The House expects to hit its goal of $14 million. The Senate side, led by Sen. Lamar Alexander (Tenn.), expects to exceed its $8 million goal by $1 million. Sen. Elizabeth Dole (N.C.), chairman of the National Republican Senatorial Committee, the lead committee for the dinner, set goals of $25,000 to $750,000.
Of the House's $14 million, $10 million is expected to come from lawmakers' fundraising and a Washington program aimed at K Street, run by former House members Bill Paxon and his wife, Susan Molinari. The remaining $4 million is expected to come from NRCC mail and telemarketing. An individual can give as much as $26,700 to national party committees in a calendar year, so could buy as many as 10 tickets.
Lawmakers spur donations with dire warnings about a possible Democratic takeover. A sample script in the House members' packets urged them to point out: "The GOP since 1856 has always lost seats when a Republican President is in power during a second mid-term election. . . . History is once again against us in 2006."
Members were given a red folder with an Excel spreadsheet showing their goals, which range from $150,000 for members of the leadership to $50,000 for average members. After a House member turns in a yellow "commitment form" from a person or political action committee, the NRCC's 14-member finance staff follows up to get the check or take a credit-card number.
Most of the easy-to-get K Street cash from lobbyists, trade associations and political action committees was scooped up this spring by an $8 million NRCC gala and a $15 million Republican National Committee dinner.
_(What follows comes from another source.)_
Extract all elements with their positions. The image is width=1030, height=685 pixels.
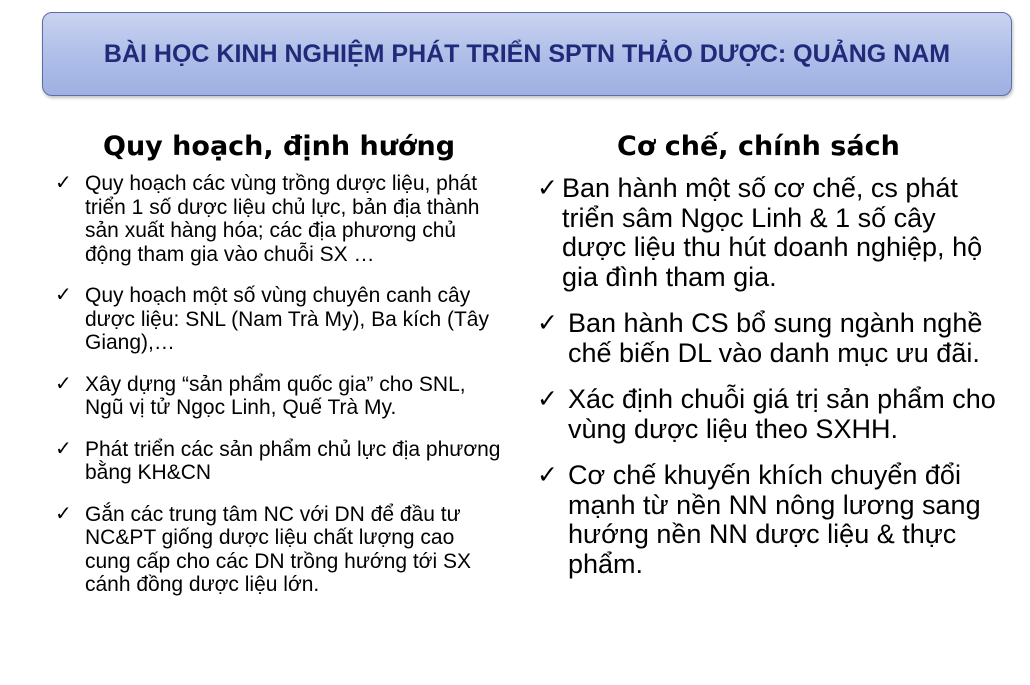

That means that about 70 percent of the haul tonight will come from doctors, small-business people and other beyond-the-Beltway types that Kingston refers to as "Joe Idaho."
Among them is Ralph B. Buckner Jr. of Cleveland, Tenn., who owns seven funeral homes in Tennessee and Georgia and who bought enough tickets to fill half a table -- totaling $12,500 -- from Rep. Zach Wamp (Tenn.). Buckner, 49, and his wife, Chari, are making a four-day trip of it. "It's not something I would or could do every year, trust me," he said.
Wamp, who collected triple his quota of $50,000, recalled a speech he gave at the first organizational meeting for the dinner.
He told members: "If you don't think it's all on the line, you haven't studied history."